Types of Lanterns found in Garden

Entrance Gate Lantern
The large stone lantern at the entrance gate is a Kasuga Lantern of the Taima-ji general style. The form is derived from a Buddhist Temple Stone Lantern (eighth century) in Nara. Two motifs of Buddhist art, the lotus and jewel are used as the elements of design. The pedestal has lotus flower patterns carved on it. The robust shaft provides visual energy to support the lotus blossom design middle platform, light chamber with wooden doors and roof with jewel motif on the top. It is made of granite as are all the lanterns in the Garden. The lantern was presented to the University by the late Yuichi Kurimoto in 1980.

Hokkaido Lantern
This lantern is known as the Hokkaido Lantern because it was presented to the people of Alberta by the Governor of Hokkaido, Takahiro Yokomichi, in 1985 to commemorate the friendship between Alberta and Hokkaido.

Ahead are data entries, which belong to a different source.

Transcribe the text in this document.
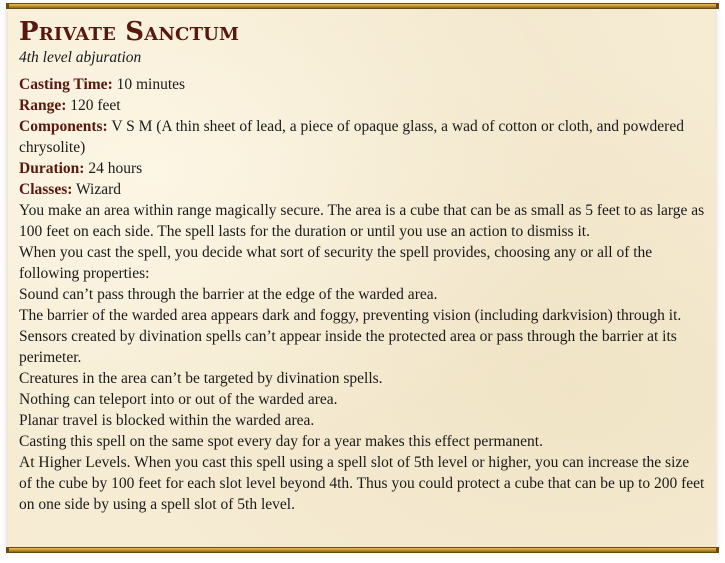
Private Sanctum
4th level abjuration
Casting Time: 10 minutes
Range: 120 feet
Components: V S M (A thin sheet of lead, a piece of opaque glass, a wad of cotton or cloth, and powdered chrysolite)
Duration: 24 hours
Classes: Wizard

You make an area within range magically secure. The area is a cube that can be as small as 5 feet to as large as 100 feet on each side. The spell lasts for the duration or until you use an action to dismiss it.

When you cast the spell, you decide what sort of security the spell provides, choosing any or all of the following properties:

Sound can’t pass through the barrier at the edge of the warded area.

The barrier of the warded area appears dark and foggy, preventing vision (including darkvision) through it.

Sensors created by divination spells can’t appear inside the protected area or pass through the barrier at its perimeter.

Creatures in the area can’t be targeted by divination spells.

Nothing can teleport into or out of the warded area.

Planar travel is blocked within the warded area.

Casting this spell on the same spot every day for a year makes this effect permanent.

At Higher Levels. When you cast this spell using a spell slot of 5th level or higher, you can increase the size of the cube by 100 feet for each slot level beyond 4th. Thus you could protect a cube that can be up to 200 feet on one side by using a spell slot of 5th level.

The square light compartment has three circular apertures in one side and a window blind carved on two sides. The middle platform has a water pattern carved on its edge. The inscription on the shaft reads as follows: "Gift (from) Governor of Hokkaido, Takahiro Yokomichi, Showa 60th year, September. (1985)."

Yukimi Lantern
The Yukimi or "Snow Viewing Lantern" is a style created especially for Japanese Gardens. Developed in the Ashikaga Period (16th century), all Yukimi lanterns have the same general form. They comprise a large roof, a light compartment and a base with three or four legs of various forms. The large roof can have spans of two to three metres across. They can be rustic, made simply of suitably shaped stones, or as this one, carved with an ornate lattice work light compartment, elegantly formed roof and supporting legs. A deep layer of snow can settle on the large overhanging roof adding to the charm of these lanterns.

Misaki gata Lantern
On a promontory rock in the small lake sits a lantern with no shaft. Its simple form is another design made particularly for garden use. The simplicity of form and workmanship is an important aspect of aesthetics of Japanese gardens. Used in this location, the lantern acts as a beacon shining its light across the lake. Y

Yunoki gata Lantern

One of the famous lantern styles, this tall unassuming lantern is used in both temple grounds and gardens. The Chief Minister of State, Tada-Michi Fijiwara donated the original lantern to the Kasuga Shrine, Nara in 1137 (Heian Period). The lantern was placed under a Yusono-ki (a kind of citrus tree). The lantern has an aged, weathered look much admired by Japanese garden designers. Lotus and floral designs decorate the hexagonal pedestal, middle platform and light compartment.

Kanshu-ji gata Lantern

By the azumaya overlooking the stream is a square lantern with simple forms and lack of ornamentation. The original design comes from Kanju-ji Temple in Kyoto dating from the Edo Period (1615-1868). The proportions of rectangular forms, openings, flattened light compartment and large gently curved roof present an austere, elegant form embodying quiet simplicity.